A ex-coordenadora do setor do Inpe (Instituto Nacional de Pesquisas Especiais) responsável por monitorar o desmatamento na Amazônia disse se incomodar com a narrativa de que o órgão atua contra o governo. Lúbia Vinhas também disse que precisa ser comunicado que o “dado não vai ser bonitinho e ele vai aparecer”.
As declarações foram dadas em transmissão ao vivo promovida pela Ascema (Associação Nacional de Servidores da Carreira de Especialista em Meio Ambiente), na noite desta terça-feira (28).
Vinhas foi questionada sobre a falta de comunicação entre os órgãos de combate aos crimes ambientais, particularmente entre o Inpe e o Ibama –ligado ao Ministério do Meio Ambiente. A servidora afirma que esse diálogo foi sendo reconstruído entre os técnicos, apesar de mudanças nos dois órgãos.
“Não é no nível técnico [essa falta de comunicação], acho que é no nível de alertar o governo de que esse dado não vai ser bonitinho e ele vai aparecer”, disse a ex-coordenadora-geral de Observação da Terra.
“Acho que uma das coisas difíceis da gente no Inpe engolir é essa narrativa de ‘ah, o dado é ruim para o Brasil e vocês estão divulgando ele na imprensa. Por que não avisa o governo?’. Na minha opinião, é nesse sentido que a falta de comunicação aconteceu. Não é entre técnicos e técnicos”, afirmou.
“Me doi um pouco essa narrativa de que estamos jogando contra o governo, dando uma informação para atrapalhar o governo, enquanto que a única coisa que a gente faz é ser transparente para que tenhamos credibilidade”, disse.

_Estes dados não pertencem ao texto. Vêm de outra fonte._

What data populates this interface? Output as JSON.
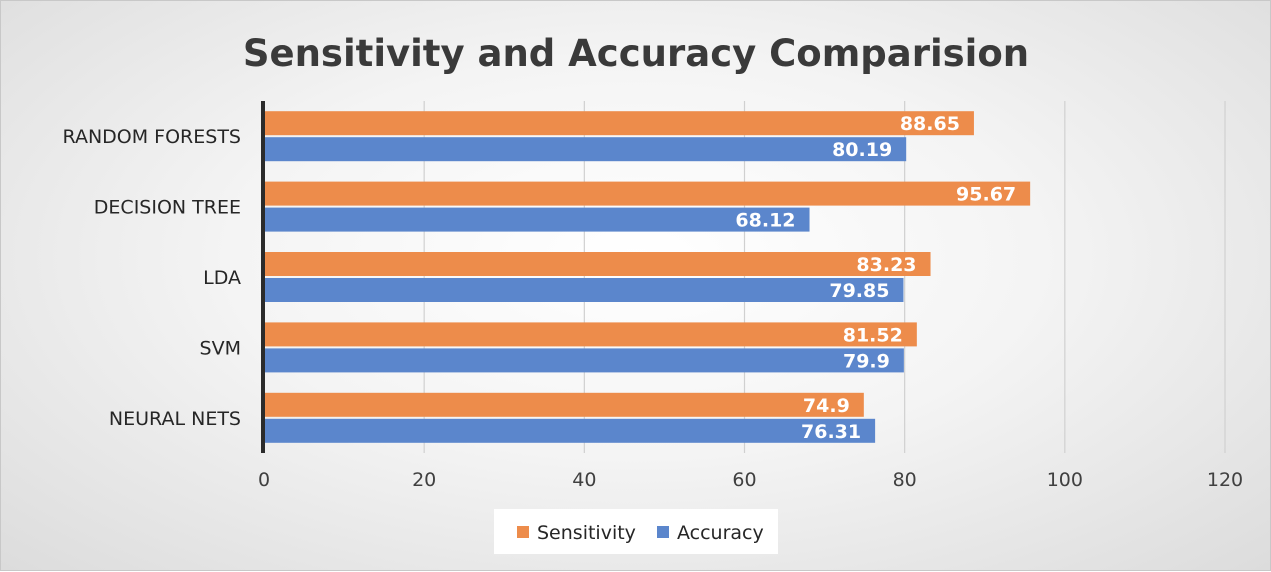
{
  "chart_data": {
    "type": "bar",
    "orientation": "horizontal",
    "title": "Sensitivity and Accuracy Comparision",
    "categories": [
      "RANDOM FORESTS",
      "DECISION TREE",
      "LDA",
      "SVM",
      "NEURAL NETS"
    ],
    "series": [
      {
        "name": "Sensitivity",
        "color": "#ED8C4B",
        "values": [
          88.65,
          95.67,
          83.23,
          81.52,
          74.9
        ],
        "labels": [
          "88.65",
          "95.67",
          "83.23",
          "81.52",
          "74.9"
        ]
      },
      {
        "name": "Accuracy",
        "color": "#5B86CC",
        "values": [
          80.19,
          68.12,
          79.85,
          79.9,
          76.31
        ],
        "labels": [
          "80.19",
          "68.12",
          "79.85",
          "79.9",
          "76.31"
        ]
      }
    ],
    "xlim": [
      0,
      120
    ],
    "xticks": [
      "0",
      "20",
      "40",
      "60",
      "80",
      "100",
      "120"
    ],
    "xlabel": "",
    "ylabel": "",
    "grid": true,
    "legend_position": "bottom"
  }
}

Vinhas foi exonerada dias após a divulgação de dados que mostravam um novo avanço do desmatamento na região da Amazônia. Assim como nos momentos após sua saída, a ex-coordenadora afirmou que não achava que a mudança tinha relação com as informações divulgadas e sim que fazia parte da reestruturação do órgão –versão oficial divulgada pelo ministro da Ciência, Tecnologia e Inovação, Marcos Pontes.
A ex-coordenadora afirmou saber que seria exonerada, pois o plano de reestruturação previa a extinção de seu cargo. No entanto, foi pega de surpresa com a publicação naquela data da sua saída no Diário Oficial da União.
Vinhas foi comedida em suas falas a respeito das políticas do governo no combate aos crimes ambientais, ao contrário dos demais participantes. O título da live era “desmonte da gestão ambiental e o aumento do desmatamento no Brasil: o papel do monitoramento e da fiscalização ambiental”.
O também servidor de carreira do Inpe Antonio Miguel V. Monteiro afirmou ser “zero” a perspectiva de uma gestão ambiental feita a partir do governo federal.
Monteiro criticou o plano de reestruturação do Inpe, no qual se impõe um sistema “verticalizado” de hierarquia entre os órgãos internos.
“Reestruturação implica numa verticalização, menos gente participando das decisões, portanto mais dificuldades que você possa se contrapor, que possa haver opiniões dissonantes”, afirmou.
Os outros dos participantes, ligados ao Ibama, mencionaram as mudanças na estrutura nos órgãos ligados ao meio ambiente, com a extinção de parte significativa de unidades e conselhos que tratavam de questões ambientais. Ambos também mencionaram a redução no número de servidores, o que vem afetando o trabalho.
O ex-coordenador geral de monitoramento e informações ambientais do Ibama George Porto Ferreira também mencionou falas do presidente Bolsonaro, que dão a entender que a “Amazônia é um quintal a ser explorado” e que o “Ibama é uma indústria da multa”.
“Para reduzir desmatamento, é preciso um plano sério e parar de dar sinais de que nada via acontecer com quem desmatar”, disse.